Outside of on-mountain activities, both Keystone and Breckenridge also offer a range of activities out of the ski resort’s base areas. From gem panning, bungee trampolines and mini golf at Keystone to Breckenridge’s Epic Discovery summer offerings, each ski resort’s summer base is designed with guests in mind.

“The base areas are designed in a way to utilize all the available space we have in a way that helps us manage our many visitors and provide the best possible experience for our guests,” Murphy said. 

Due to the planned upgrade of Peak 8’s 5 Chair this summer, Breckenridge has had to reorganize the hours of operations for its “crowd-favorite” Goldrunner Coaster and other Epic Discovery summer activities.

Even with the ongoing construction, Murphy says the summer operations team at Breckenridge is focused on maximizing the space and time it has to work with in order to ensure the most optimal guest experience. 

During the summer, Keystone and Breckenridge trade the threats of avalanches and skier or rider collisions for the perils of fast-moving, severe thunderstorms and natural wildlife encounters. Much like the risks that come with the winter, both resorts keep these risks in mind and take steps that will keep both guests and employees safe.
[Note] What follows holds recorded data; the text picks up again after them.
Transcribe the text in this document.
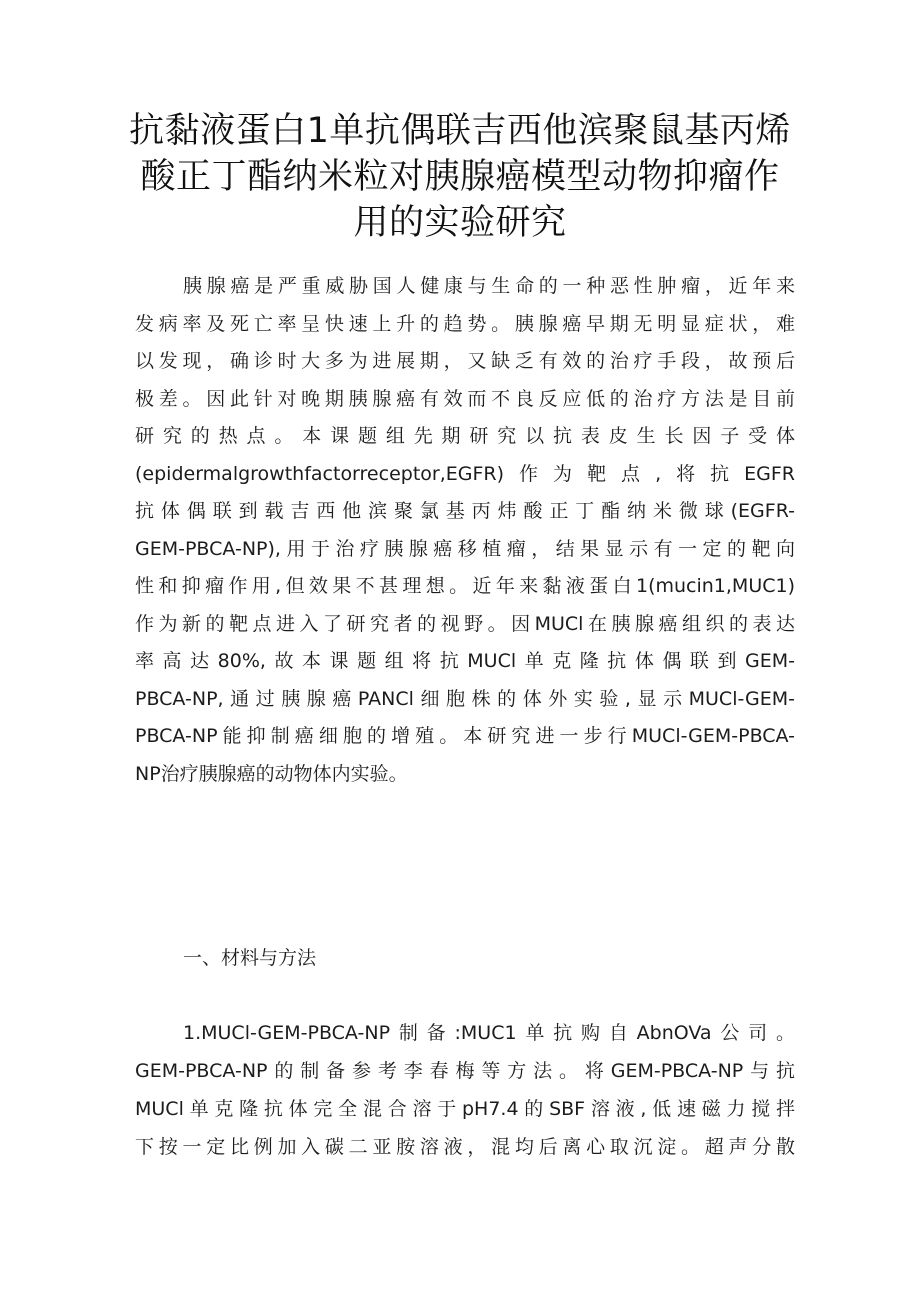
抗黏液蛋白1单抗偶联吉西他滨聚鼠基丙烯
酸正丁酯纳米粒对胰腺癌模型动物抑瘤作
用的实验研究
胰腺癌是严重威胁国人健康与生命的一种恶性肿瘤，近年来
发病率及死亡率呈快速上升的趋势。胰腺癌早期无明显症状，难
以发现，确诊时大多为进展期，又缺乏有效的治疗手段，故预后
极差。因此针对晚期胰腺癌有效而不良反应低的治疗方法是目前
研究的热点。本课题组先期研究以抗表皮生长因子受体
(epidermalgrowthfactorreceptor,EGFR)作为靶点,将抗EGFR
抗体偶联到载吉西他滨聚氯基丙炜酸正丁酯纳米微球(EGFR-
GEM-PBCA-NP),用于治疗胰腺癌移植瘤，结果显示有一定的靶向
性和抑瘤作用,但效果不甚理想。近年来黏液蛋白1(mucin1,MUC1)
作为新的靶点进入了研究者的视野。因MUCl在胰腺癌组织的表达
率高达80%,故本课题组将抗MUCl单克隆抗体偶联到GEM-
PBCA-NP,通过胰腺癌PANCl细胞株的体外实验,显示MUCl-GEM-
PBCA-NP能抑制癌细胞的增殖。本研究进一步行MUCl-GEM-PBCA-
NP治疗胰腺癌的动物体内实验。
一、材料与方法
1.MUCl-GEM-PBCA-NP制备:MUC1单抗购自AbnOVa公司。
GEM-PBCA-NP的制备参考李春梅等方法。将GEM-PBCA-NP与抗
MUCl单克隆抗体完全混合溶于pH7.4的SBF溶液,低速磁力搅拌
下按一定比例加入碳二亚胺溶液，混均后离心取沉淀。超声分散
Katie Young/Keystone Resort
A shot of Keystone Resort and nearby Dillon Reservoir during the summer.
Katie Young/Keystone Resort

“We are always mindful of how the weather can create any type of concern for the resort,” Ingham said. “The other piece is the natural wildlife and particularly moose — things that are kind of out of our control but are part of the appeal and the natural beauty of operating in a national forest.”

Both ski resorts are currently making the final preparations before the start of its summer season. Keystone will kick off the summer season first on June 23, and Breckenridge will follow a week later on June 30. 

Keystone will be open from 10 a.m. to 5 p.m., Thursdays through Mondays until Sept. 4, and Breckenridge will be open from 10 a.m. to 5 p.m. on a daily basis until Sept. 4. 

The BreckConnect Gondola will operate daily from 9:30 a.m. to 5:30 p.m. in order to help transport guests to the base area.